Figure 3: Vulvar appearance before the start of therapy with hyaluronic acid. View Figure 3
At small magnification, there is ulceration of the Malpighian with a large inflammatory infiltrate in the cervical stroma; high magnification, they notice numerous eosinophils which tend to form microabscesses, lymphocytes and plasma cells. A careful observation reveals a neoplastic proliferation confined in the stroma. The neoplastic cells are medium sized, oval with dendritic processes; coffee bean nuclei like, with finely dispersed chromatin, the nuclear membranes and inconspicuous nucleoli thin. The cytoplasm is moderately represented, vacuolated, weakly eosinophilic. The neoplastic cells express CD1a, S100, CD 68. The set of morphological and immunohistochemical findings are indicative of Langerhans cell histiocytosis. The staining with hematoxylin eosin (10x, 20x) (Table 1): Focal infiltrate in the superficial dermis consists mainly of small lymphocytes and occasional histiocytes (CD1a +, CD68 +, S100 +).
Table 1: Questionnaire administered to the patient. View Table 1
The current patient was treated with cortisone for her systemic disease, but she didn't refer any improvement of vaginal and vulvar symptoms, which constitute the most serious problem for her. The use of hyaluronic acid in its dual forms, soft capsules orally, and vaginal gel topically, has, albeit after a few months, alleviated genital symptoms of the patient, bringing her back to a state of physical and mental wellbeing.

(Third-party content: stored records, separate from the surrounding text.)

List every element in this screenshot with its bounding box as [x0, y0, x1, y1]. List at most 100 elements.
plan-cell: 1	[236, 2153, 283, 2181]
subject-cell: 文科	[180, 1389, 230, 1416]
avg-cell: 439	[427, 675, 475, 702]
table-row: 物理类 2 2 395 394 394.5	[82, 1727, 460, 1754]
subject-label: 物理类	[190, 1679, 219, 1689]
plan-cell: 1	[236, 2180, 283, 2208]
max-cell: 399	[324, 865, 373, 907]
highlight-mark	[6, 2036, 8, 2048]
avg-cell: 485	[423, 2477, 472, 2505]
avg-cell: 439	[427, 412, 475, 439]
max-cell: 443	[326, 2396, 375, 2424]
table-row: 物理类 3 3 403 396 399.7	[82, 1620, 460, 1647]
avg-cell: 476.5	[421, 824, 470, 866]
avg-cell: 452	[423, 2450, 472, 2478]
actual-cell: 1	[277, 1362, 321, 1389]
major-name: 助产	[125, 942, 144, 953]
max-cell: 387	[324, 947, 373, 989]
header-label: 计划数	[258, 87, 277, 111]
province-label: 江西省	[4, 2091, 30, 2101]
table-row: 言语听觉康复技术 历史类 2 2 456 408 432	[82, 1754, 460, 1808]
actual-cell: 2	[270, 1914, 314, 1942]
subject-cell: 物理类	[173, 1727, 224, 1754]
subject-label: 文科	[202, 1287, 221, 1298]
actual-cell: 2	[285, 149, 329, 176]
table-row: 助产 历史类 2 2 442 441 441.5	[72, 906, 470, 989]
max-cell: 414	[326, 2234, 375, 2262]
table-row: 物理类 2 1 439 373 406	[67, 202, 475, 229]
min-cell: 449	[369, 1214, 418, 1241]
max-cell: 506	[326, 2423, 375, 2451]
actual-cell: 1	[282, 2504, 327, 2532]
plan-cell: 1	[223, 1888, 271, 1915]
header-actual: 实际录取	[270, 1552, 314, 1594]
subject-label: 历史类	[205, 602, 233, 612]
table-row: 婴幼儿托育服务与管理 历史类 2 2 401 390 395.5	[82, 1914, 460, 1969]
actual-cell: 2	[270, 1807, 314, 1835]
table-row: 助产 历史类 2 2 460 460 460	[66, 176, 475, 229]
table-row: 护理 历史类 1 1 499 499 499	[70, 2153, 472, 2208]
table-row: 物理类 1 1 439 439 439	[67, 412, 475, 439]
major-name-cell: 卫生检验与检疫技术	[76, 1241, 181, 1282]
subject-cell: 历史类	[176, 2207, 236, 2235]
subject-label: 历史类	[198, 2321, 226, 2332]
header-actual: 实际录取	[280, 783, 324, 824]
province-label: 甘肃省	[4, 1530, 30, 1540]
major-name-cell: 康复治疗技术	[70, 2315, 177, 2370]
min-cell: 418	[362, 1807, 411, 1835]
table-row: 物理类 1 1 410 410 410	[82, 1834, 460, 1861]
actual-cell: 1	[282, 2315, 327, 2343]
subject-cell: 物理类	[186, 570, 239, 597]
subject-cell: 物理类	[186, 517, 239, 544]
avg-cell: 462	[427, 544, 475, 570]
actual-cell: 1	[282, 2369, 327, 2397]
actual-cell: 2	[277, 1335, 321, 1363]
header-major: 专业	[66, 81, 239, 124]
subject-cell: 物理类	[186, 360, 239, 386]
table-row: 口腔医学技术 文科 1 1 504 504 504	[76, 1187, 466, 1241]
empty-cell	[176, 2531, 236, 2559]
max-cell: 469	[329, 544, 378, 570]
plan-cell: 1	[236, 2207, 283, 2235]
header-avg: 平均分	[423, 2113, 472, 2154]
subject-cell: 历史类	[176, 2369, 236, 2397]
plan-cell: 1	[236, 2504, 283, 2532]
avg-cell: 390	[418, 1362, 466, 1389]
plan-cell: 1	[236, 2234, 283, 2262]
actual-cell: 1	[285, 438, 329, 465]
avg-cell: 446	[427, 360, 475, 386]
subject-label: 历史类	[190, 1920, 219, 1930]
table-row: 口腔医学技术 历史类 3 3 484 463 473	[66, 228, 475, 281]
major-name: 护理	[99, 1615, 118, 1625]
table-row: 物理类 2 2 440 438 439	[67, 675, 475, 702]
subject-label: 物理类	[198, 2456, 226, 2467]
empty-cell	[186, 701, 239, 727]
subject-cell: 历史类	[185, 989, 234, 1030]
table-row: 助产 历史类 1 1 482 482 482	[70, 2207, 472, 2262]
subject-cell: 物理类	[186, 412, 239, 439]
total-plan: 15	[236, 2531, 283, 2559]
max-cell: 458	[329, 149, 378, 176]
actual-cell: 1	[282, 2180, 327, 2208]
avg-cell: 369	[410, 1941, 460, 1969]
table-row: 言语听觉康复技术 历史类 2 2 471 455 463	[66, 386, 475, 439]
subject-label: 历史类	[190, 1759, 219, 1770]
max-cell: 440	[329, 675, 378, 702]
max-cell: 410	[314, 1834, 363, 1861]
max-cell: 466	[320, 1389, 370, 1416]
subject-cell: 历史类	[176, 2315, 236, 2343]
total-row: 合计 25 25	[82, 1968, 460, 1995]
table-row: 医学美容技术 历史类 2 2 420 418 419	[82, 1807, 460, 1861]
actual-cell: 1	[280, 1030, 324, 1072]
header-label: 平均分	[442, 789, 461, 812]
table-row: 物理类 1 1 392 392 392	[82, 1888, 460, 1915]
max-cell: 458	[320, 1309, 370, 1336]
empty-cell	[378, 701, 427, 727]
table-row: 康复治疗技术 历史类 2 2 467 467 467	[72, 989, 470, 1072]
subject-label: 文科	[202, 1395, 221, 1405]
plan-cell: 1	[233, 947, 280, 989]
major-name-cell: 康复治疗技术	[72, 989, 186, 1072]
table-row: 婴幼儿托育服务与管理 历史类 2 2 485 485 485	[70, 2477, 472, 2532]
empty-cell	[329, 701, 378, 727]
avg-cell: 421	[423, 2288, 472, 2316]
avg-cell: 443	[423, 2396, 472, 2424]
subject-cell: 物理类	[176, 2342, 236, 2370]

In addition to systemic therapy for histiocytosis, carried out in this case with cortisone, it has proven very useful the local treatment of the first symptom complained by the patient and recognized as the more disabling at the time, namely vaginal dryness. Therefore, a local therapy with hyaluronic acid can be a valuable aid in treating symptoms of vaginal histiocytosis.